You've attached your self-worth to the someone you deem better than you deserve. Meanwhile she is a raging alcoholic that has completely emasculated you and for what?

 

Shallow is right. You've traded all you are for, I'm guessing accolades and admiration from society that you have a "hot younger" woman

 

She has you right where she wants you at her beck and call, fixing her more serious business and legal problems.

 

The only other explanation I can think of is she likes putting you down and you enjoy it on some level...

 

Only you can end it, but honestly, she may have already... a break is a break up. its just the softer approach.
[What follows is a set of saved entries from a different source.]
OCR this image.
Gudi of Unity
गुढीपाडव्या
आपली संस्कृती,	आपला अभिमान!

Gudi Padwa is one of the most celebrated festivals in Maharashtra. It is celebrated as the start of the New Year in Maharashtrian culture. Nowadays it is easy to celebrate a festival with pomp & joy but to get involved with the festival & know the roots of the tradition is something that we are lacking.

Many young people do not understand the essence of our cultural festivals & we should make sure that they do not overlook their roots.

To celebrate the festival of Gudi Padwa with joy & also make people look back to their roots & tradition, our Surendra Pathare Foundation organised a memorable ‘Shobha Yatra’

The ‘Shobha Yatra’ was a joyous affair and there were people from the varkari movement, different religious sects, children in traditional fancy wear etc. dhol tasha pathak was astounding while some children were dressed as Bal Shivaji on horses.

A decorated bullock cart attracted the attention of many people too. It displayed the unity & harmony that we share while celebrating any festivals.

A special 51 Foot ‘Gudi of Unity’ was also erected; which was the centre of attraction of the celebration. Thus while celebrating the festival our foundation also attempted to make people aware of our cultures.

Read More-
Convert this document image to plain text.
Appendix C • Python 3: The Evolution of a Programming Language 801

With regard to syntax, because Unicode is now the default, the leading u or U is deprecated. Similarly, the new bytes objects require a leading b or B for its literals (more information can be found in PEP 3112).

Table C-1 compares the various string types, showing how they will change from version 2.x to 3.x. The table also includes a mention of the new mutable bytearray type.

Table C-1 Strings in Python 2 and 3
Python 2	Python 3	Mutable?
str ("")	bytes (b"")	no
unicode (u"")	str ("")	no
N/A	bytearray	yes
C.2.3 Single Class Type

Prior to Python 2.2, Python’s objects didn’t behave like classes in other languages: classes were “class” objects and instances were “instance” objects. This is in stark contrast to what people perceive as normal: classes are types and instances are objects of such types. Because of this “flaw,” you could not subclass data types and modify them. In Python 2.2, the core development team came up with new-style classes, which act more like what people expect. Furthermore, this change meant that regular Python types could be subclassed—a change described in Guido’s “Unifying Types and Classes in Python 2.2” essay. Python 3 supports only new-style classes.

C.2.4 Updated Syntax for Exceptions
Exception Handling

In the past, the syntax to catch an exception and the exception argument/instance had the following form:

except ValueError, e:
You claim you want a break and then its bread crumbs.... if the other person complains, you blame them and say its over for real or that's why you wanted a break in the first place. its total manipulation of someone you know you have the upper hand on.

 

The only thing, in my opinion you can do, is save yourself and get over this woman while you are still generally young... you will never be this young ever again. The sooner you start over for yourself, the sooner you can meet someone better...

 

If one young, attractive woman found you attractive, another one will, too. You just need some self-love. And hopefully, the next one will be better.

 

Because while she sounds like garbage, you accept garbage, so you gotta own some of it and work your way back to you.